AR(1), ..., AR(p) regressions one by one

PACF is the value of the estimated coefficient of the last variable

* OLS `$y_t = \mu + \beta_1 y_{t-1} + \epsilon_t$`
* OLS `$y_t = \mu + \beta_1 y_{t-1} + \beta_2 y_{t-2} + \epsilon_t$`
* OLS `$y_t = \mu + \beta_1 y_{t-1} + \cdots + \beta_p y_{t-p} + \epsilon_t$`

PACF can help determine the order of AR specifications.
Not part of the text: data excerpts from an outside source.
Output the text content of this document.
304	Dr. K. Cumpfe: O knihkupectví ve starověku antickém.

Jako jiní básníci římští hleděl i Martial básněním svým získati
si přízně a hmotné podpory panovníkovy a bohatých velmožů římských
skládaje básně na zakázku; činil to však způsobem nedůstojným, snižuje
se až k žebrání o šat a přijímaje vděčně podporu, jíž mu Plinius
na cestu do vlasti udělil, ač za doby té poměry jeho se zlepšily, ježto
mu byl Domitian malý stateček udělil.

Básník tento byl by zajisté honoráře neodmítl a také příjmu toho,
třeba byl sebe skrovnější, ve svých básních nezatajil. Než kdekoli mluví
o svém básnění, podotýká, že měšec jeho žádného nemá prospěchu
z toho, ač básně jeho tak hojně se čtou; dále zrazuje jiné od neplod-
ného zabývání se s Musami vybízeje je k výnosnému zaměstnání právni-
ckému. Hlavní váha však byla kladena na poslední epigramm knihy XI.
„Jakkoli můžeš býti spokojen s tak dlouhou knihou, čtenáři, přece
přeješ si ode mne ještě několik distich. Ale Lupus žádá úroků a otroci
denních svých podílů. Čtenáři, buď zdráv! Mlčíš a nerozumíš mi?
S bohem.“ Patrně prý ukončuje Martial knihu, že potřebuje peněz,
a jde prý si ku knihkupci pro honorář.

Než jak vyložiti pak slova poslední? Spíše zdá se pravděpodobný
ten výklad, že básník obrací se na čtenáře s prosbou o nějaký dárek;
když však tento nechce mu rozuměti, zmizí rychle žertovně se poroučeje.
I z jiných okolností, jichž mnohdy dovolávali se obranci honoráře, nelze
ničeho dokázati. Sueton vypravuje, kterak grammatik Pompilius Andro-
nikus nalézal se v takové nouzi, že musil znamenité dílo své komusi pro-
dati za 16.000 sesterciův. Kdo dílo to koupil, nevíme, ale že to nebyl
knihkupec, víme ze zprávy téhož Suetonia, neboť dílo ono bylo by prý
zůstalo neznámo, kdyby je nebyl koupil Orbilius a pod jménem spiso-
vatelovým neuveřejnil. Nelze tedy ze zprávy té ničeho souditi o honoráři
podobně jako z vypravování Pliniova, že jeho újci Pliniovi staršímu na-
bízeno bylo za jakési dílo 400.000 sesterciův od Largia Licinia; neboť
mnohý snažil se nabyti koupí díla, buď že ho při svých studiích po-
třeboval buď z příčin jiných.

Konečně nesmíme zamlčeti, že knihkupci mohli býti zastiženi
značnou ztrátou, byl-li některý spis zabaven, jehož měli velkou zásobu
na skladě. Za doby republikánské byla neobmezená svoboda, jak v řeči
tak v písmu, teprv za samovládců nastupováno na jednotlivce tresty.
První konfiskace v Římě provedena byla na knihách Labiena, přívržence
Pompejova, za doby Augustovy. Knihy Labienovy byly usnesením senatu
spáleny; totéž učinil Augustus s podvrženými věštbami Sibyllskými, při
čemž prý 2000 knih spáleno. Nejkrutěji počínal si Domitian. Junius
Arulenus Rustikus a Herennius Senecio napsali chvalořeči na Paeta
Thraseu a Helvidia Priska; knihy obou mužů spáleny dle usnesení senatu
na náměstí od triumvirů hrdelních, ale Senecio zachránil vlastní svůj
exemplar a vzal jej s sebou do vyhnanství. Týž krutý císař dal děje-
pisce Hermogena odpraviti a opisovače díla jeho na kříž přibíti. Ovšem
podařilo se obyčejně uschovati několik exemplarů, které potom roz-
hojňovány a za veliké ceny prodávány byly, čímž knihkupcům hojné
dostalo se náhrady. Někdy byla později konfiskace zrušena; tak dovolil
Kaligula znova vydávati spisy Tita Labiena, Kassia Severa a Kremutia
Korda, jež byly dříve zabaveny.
In R, either `pacf` or `acf(..., type = "partial")`.

```r
y <- rnorm(100)
pacf(y)
```

![](ts_slides4_files/figure-html/unnamed-chunk-6-1.png)

```r
pacf( arima.sim(model = list(ar = c(0.4, 0.4) ), n = 100, start.innov = rep(0, 10000) ) )
```

![](ts_slides4_files/figure-html/unnamed-chunk-7-1.png)

## Example

Nonstationary AR

```r
arima.sim(model = list(ar = 1 ), n = 100 )
```

```
## Error in arima.sim(model = list(ar = 1), n = 100): 'ar' part of model is not stationary
```

```r
arima.sim(model = list(ar = c(0.6, 0.6) ), n = 100 )
```

```
## Error in arima.sim(model = list(ar = c(0.6, 0.6)), n = 100): 'ar' part of model is not stationary
```

(The above error messages are placed there intentionally)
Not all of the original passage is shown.